Скилс пожалел, что хотя бы не попытался допросить Кумара, когда увидел его в хижине в Тунда Бхудж в ту ночь, когда были найдены вещи Шетлера. Он скептически отнесся к носильщику. Во-первых, Шетлер никогда не упоминал, что они с Раватом нанимали для помощи носильщика. Это не соответствовало настрою путешествия: простое, аскетичное, монашеское — ученик, следующий за гуру в паломничестве. И, что важно, когда Скилс говорил с Нирмалом Пателем и Санни Панчелом об их случайной встрече с Шетлером 3 сентября, они сказали, что не только не видели носильщика в тот день, но и упомянули, что он носил дрова от линии деревьев к озеру Манталай — странный поступок, когда у тебя есть носильщик. Скилс убедился, что Рават добавил Анила Кумара в рассказ, чтобы у него появился свидетель, способный подтвердить его слова.

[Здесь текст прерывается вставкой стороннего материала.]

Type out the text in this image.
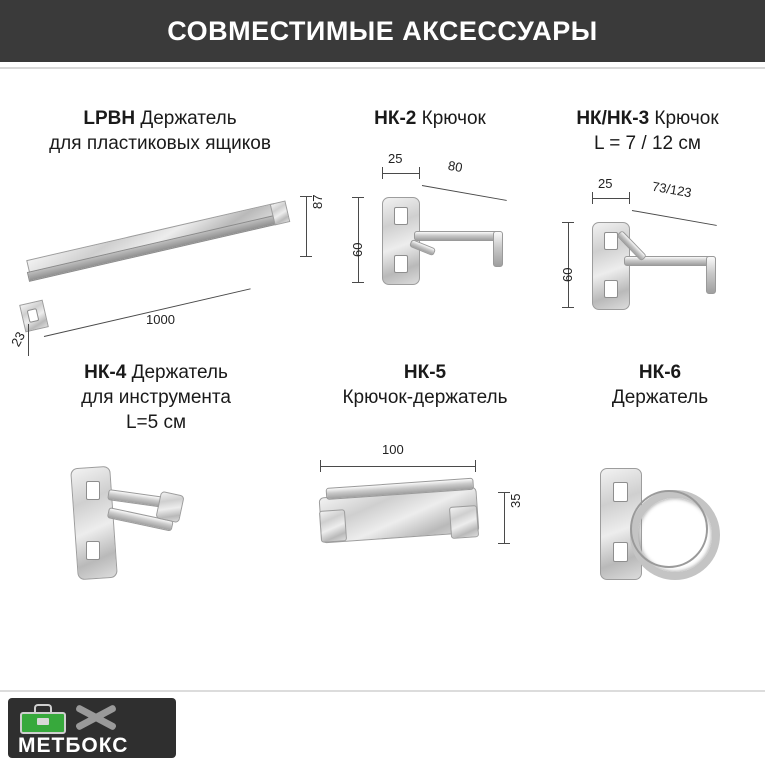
СОВМЕСТИМЫЕ АКСЕССУАРЫ
LPBH Держатель
для пластиковых ящиков
87
1000
23
НК-2 Крючок
25	80
60
НК/НК-3 Крючок
L = 7 / 12 см
25	73/123
60
НК-4 Держатель
для инструмента
L=5 см
НК-5
Крючок-держатель
100
35
НК-6
Держатель
МЕТБОКС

Кумара, одетого в джинсы, черную куртку и шапочку на голове, привели в комнату. Скилс включил камеру на айфоне.

Сьюзи и Скилс, а также человек, которого они пригласили для перевода, изо всех сил старались задавать вопросы, но главный офицер, откинувшись за столом, вел свой допрос. Как и в случае с видеозаписью, которую Скилс тайно снял во время допроса Равата, большую часть сказанного Кумаром так и не перевели до конца.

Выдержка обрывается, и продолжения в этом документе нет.